写真左側の銀色の塊がダイナミック型ドライバー。右側の銀色の四角がBA型ドライバー

「XJE-MH2」は「モニター」「リスニング」「クラブサウンド」という、音傾向の異なる3つから好みによって選択するかたちとなる。

ドライバーのハウジングにはアルミを使用。シェルは光硬化する樹脂製(詳細な素材は非公表)で、外耳道に収まる音導管部には体温で柔らかくなる樹脂材料を使用している。2つの素材を使用して外観的に違和感なく作ることや、制作の工程を確立することは大変だったという。なお、シェルのカラーカスタマイズなどは当初行わない。これは、色が変わると樹脂の硬化時間などが変わってしまうためだという。

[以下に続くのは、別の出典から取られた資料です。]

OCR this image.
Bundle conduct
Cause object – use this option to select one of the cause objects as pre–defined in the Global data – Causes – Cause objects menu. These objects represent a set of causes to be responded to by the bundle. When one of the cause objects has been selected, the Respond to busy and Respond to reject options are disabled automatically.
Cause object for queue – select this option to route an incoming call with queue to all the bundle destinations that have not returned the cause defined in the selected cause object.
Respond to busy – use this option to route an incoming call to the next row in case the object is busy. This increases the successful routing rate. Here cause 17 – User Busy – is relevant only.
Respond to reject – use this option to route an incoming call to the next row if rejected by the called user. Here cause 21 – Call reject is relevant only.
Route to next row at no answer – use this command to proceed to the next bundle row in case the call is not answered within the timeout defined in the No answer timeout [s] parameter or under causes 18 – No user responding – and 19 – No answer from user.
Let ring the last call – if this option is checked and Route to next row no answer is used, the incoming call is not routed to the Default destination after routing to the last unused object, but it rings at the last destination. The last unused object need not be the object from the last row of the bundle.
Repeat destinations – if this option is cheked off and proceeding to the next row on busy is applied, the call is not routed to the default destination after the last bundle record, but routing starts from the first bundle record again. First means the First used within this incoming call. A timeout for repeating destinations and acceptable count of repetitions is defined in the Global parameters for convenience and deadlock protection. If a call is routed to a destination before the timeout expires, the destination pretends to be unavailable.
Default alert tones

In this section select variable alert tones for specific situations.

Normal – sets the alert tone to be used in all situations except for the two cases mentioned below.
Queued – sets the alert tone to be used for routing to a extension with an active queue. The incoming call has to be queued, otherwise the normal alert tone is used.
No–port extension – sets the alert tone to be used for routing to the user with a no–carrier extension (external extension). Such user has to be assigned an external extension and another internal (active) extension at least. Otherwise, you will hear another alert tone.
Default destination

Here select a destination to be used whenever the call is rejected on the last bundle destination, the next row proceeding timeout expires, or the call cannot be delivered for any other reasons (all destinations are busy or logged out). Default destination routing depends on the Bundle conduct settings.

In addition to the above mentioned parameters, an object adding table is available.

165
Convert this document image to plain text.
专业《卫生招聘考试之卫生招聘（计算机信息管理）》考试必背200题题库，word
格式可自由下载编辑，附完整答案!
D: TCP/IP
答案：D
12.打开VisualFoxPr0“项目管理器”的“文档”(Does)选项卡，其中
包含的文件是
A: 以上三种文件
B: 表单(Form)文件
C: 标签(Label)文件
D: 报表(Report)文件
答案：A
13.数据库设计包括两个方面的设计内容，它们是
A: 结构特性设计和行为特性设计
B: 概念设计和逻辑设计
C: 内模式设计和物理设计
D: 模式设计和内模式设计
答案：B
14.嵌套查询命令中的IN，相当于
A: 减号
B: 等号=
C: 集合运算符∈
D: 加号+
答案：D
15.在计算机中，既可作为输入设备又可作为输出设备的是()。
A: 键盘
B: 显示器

ケーブルはMMCXコネクターを採用した着脱式で、導体はOFC。1.2mまたは1.6mのいずれかを選択できる。また、ケーブルのみの別売も行っている。

「XJE-MH1」の製作工程

「XJE-MH2」の製作工程


試聴・耳型採取・販売は東京ヒアリングケアセンター青山店が担当

販売およびインプレッション(耳型)の採取は、外苑前駅にほど近い「東京ヒアリングケアセンター青山店」にて行われる。店内には音質プリセットモデルの「XJE-MH2」の試聴機が用意されており、サウンドを確かめることができる。試聴機はカスタムで作った場合と音質が近くなるよう作られているとのこと。

東京ヒアリングケアセンター青山店

なお試聴には、電話もしくはメールでの事前予約が必要。試聴時間は1コマあたり15分程度となる。

店内には試聴機を用意。予約して音を確かめることができる

耳型の採取を行うのは、同センターの菅野 聡氏だ。元々補聴器専門店としてスタートした東京ヒアリングケアセンターは、カスタムIEMの試聴から完成後のフィッティング調整まで一貫したサービス提供を行っているのが特徴。カスタムIEM用耳型採取には既に5年ほどのノウハウを持っている。Just earの事業化を検討していた松尾氏がいくつかの場所で耳型採取を行った際、立地が良く、やりとりも心地よくサロンに来たような感覚で耳型採取を行える同センターに感銘を受け、今回の提携を持ちかけたのだという。

松尾伴大氏(右)と菅野 聡氏(左)

インプレッションの採取料金は、本体とは別に9,000円(税抜)となる。